Автор книги: Слав Караславов
Жанр:
Историческая проза
сообщить о нарушении
Текущая страница: 39 (всего у книги 62 страниц)
Целыми днями Мефодий ходил по делам миссии. Папская стража уже знала его и пропускала в Латеран. Прямая осанка, седовласая голова, четкая, чуть прихрамывающая походка внушали уважение. Стражники почтительно расступались перед ним. И как бы он ни был погружен в себя, он никогда не забывал поздороваться с ними. Мефодий не искал сближения.

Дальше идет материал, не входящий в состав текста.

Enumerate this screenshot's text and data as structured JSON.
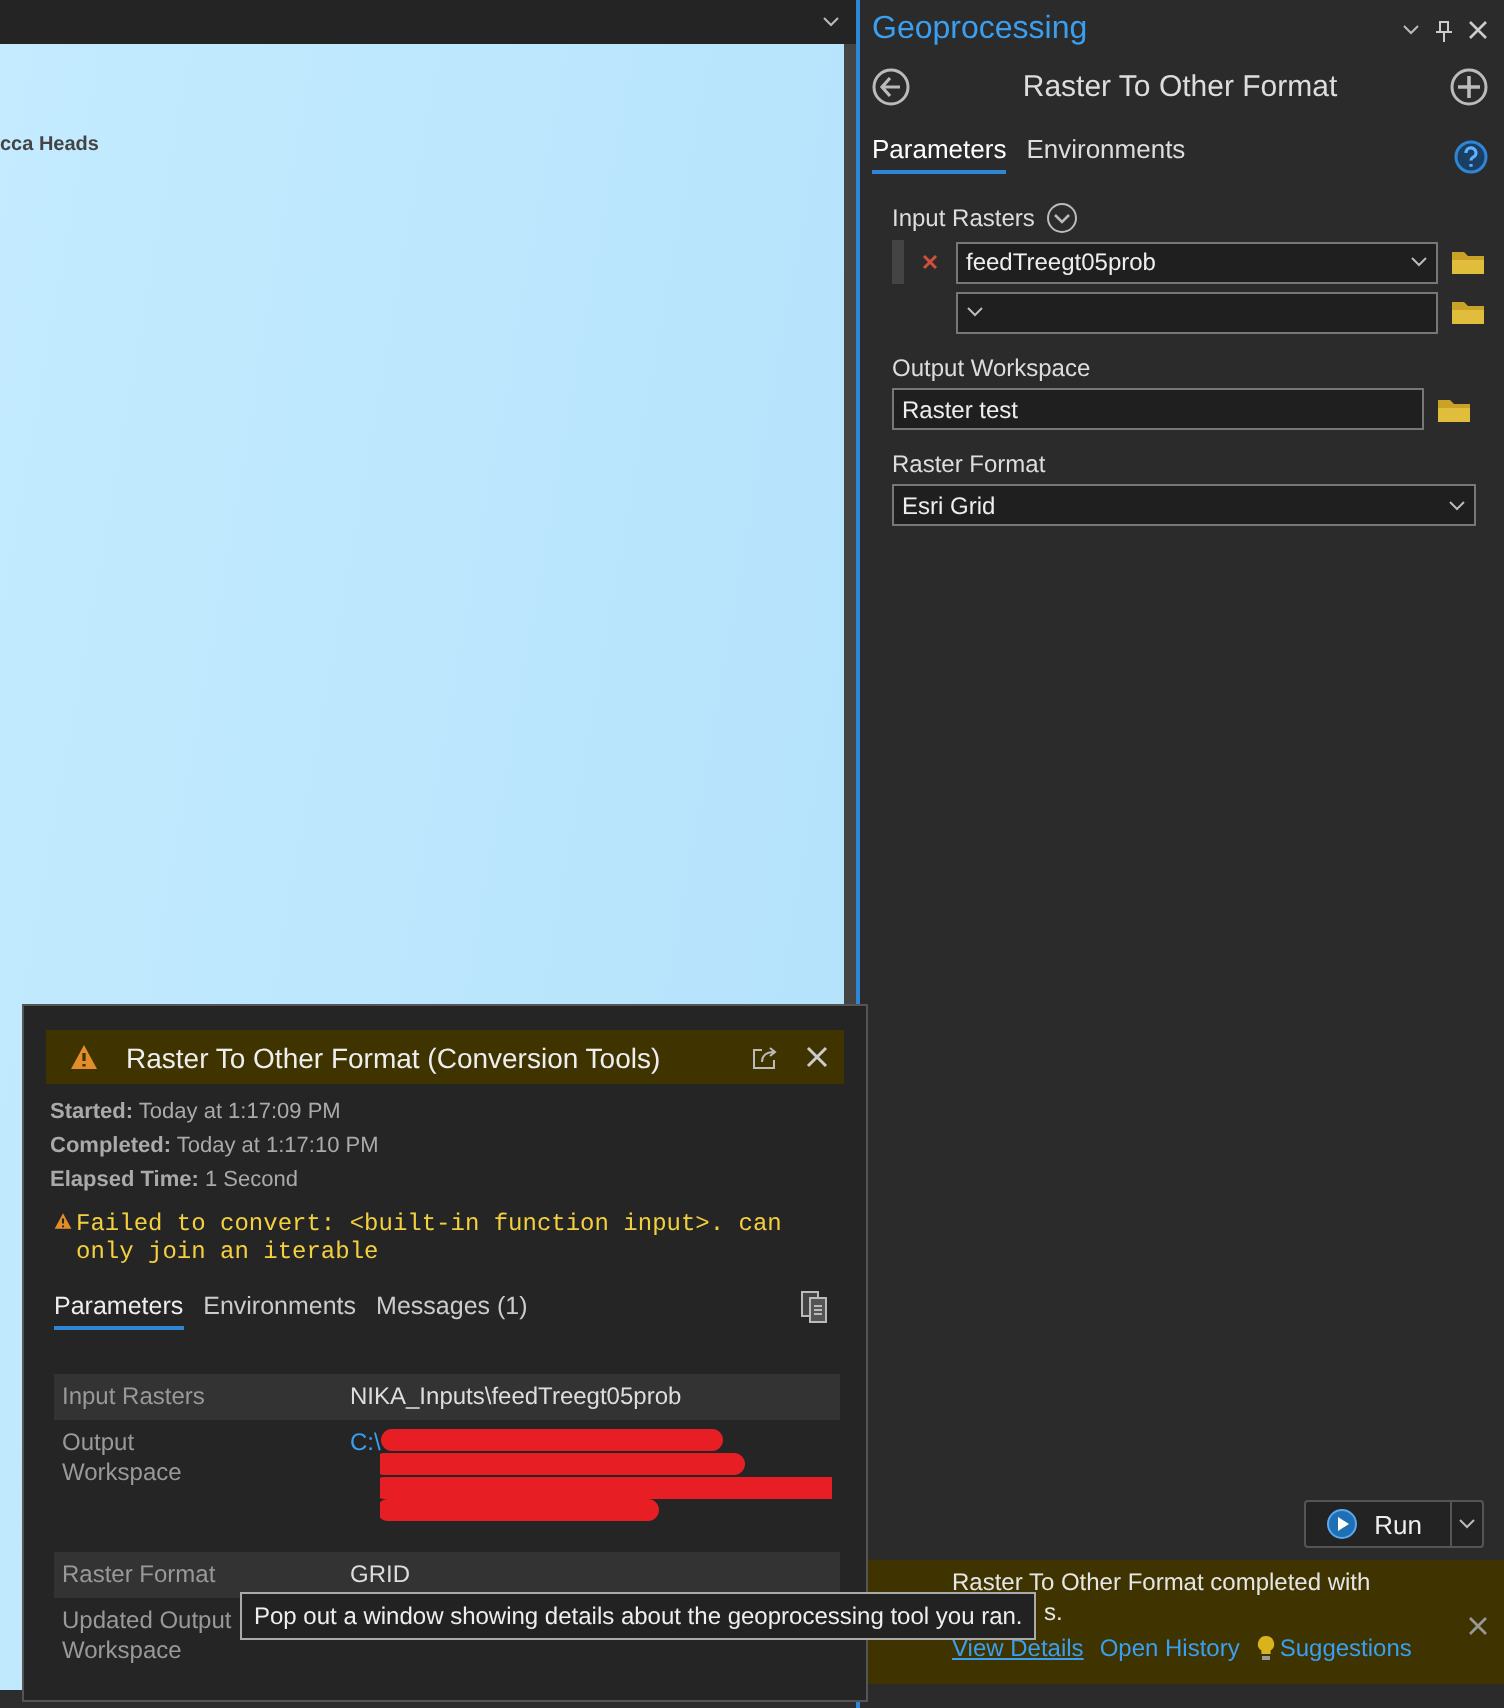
{
  "map_view": {
    "label": "cca Heads"
  },
  "geoprocessing": {
    "title": "Geoprocessing",
    "tool_title": "Raster To Other Format",
    "tabs": [
      {
        "label": "Parameters",
        "selected": true
      },
      {
        "label": "Environments",
        "selected": false
      }
    ],
    "parameters": [
      {
        "label": "Input Rasters",
        "kind": "multi",
        "rows": [
          {
            "value": "feedTreegt05prob",
            "removable": true
          },
          {
            "removable": false
          }
        ]
      },
      {
        "label": "Output Workspace",
        "kind": "text",
        "value": "Raster test"
      },
      {
        "label": "Raster Format",
        "kind": "dropdown",
        "value": "Esri Grid"
      }
    ],
    "run_button": "Run",
    "notification": {
      "lines": [
        "Raster To Other Format completed with",
        "s."
      ],
      "links": [
        {
          "label": "View Details",
          "kind": "link",
          "hovered": true
        },
        {
          "label": "Open History",
          "kind": "link",
          "hovered": false
        },
        {
          "label": "Suggestions",
          "kind": "tip",
          "hovered": false
        }
      ]
    }
  },
  "popup": {
    "title": "Raster To Other Format (Conversion Tools)",
    "meta": [
      {
        "label": "Started:",
        "value": "Today at 1:17:09 PM"
      },
      {
        "label": "Completed:",
        "value": "Today at 1:17:10 PM"
      },
      {
        "label": "Elapsed Time:",
        "value": "1 Second"
      }
    ],
    "warning": "Failed to convert: <built-in function input>. can only join an iterable",
    "tabs": [
      {
        "label": "Parameters",
        "selected": true
      },
      {
        "label": "Environments",
        "selected": false
      },
      {
        "label": "Messages (1)",
        "selected": false
      }
    ],
    "rows": [
      {
        "name": "Input Rasters",
        "value": "NIKA_Inputs\\feedTreegt05prob",
        "redacted": false
      },
      {
        "name": "Output Workspace",
        "value": "C:\\",
        "redacted": true
      },
      {
        "name": "Raster Format",
        "value": "GRID",
        "redacted": false
      },
      {
        "name": "Updated Output Workspace",
        "redacted": false
      }
    ]
  },
  "tooltip": "Pop out a window showing details about the geoprocessing tool you ran."
}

Уважение к человеку побуждало его быть внимательным. Но чем больше ходил он по домам знати, тем больше убеждался, что искренность не присуща римскому духовенству. Обещания не согревали его, не укрепляли надежды. Первоначальный интерес к их делу прошел, у некоторых епископов оно уже вызывало досаду.

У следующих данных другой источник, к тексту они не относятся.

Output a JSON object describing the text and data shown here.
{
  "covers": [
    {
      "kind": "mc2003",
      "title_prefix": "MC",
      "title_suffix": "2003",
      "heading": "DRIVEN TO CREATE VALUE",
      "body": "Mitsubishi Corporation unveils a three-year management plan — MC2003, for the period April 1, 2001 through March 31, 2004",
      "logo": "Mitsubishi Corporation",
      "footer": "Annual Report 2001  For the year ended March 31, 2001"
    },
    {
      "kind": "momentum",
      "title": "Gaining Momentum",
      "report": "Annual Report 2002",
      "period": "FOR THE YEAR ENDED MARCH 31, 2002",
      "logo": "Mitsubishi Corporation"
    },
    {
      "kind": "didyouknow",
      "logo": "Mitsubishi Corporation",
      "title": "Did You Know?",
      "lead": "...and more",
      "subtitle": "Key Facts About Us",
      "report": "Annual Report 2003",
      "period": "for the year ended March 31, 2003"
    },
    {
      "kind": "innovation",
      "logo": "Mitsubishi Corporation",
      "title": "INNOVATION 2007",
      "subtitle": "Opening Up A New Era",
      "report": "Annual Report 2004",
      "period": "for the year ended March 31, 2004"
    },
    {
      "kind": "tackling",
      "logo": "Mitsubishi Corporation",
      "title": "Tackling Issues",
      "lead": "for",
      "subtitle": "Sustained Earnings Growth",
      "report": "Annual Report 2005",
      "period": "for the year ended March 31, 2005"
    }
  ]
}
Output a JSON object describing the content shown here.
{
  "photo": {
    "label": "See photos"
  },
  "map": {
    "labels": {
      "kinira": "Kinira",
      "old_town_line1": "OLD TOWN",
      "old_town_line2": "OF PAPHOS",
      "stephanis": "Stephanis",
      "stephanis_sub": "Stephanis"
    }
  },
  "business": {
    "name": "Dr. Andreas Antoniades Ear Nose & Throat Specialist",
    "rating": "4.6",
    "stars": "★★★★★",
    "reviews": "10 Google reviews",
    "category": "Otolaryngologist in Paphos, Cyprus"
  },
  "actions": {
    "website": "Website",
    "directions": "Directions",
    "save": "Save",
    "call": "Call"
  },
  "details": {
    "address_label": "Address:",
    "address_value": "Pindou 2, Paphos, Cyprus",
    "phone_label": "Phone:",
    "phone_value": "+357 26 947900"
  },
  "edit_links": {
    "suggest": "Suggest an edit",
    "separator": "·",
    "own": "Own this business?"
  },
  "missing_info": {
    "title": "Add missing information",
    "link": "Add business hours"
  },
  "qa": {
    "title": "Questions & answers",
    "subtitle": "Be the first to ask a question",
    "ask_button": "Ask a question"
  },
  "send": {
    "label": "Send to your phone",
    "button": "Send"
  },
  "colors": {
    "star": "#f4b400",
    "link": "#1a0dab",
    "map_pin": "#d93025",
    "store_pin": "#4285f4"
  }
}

В сущности, никто из них не рискнул бы открыто занять сторону Константина и Мефодия. А к папе после большого несчастья, обрушившегося на его семью, было невозможно пробраться. Около Мефодия вырастала темная стена притворно любезных лиц, и он ощущал, как все его усердие становится бессмысленной беготней за миражем Моравско-Паннонского диоцеза.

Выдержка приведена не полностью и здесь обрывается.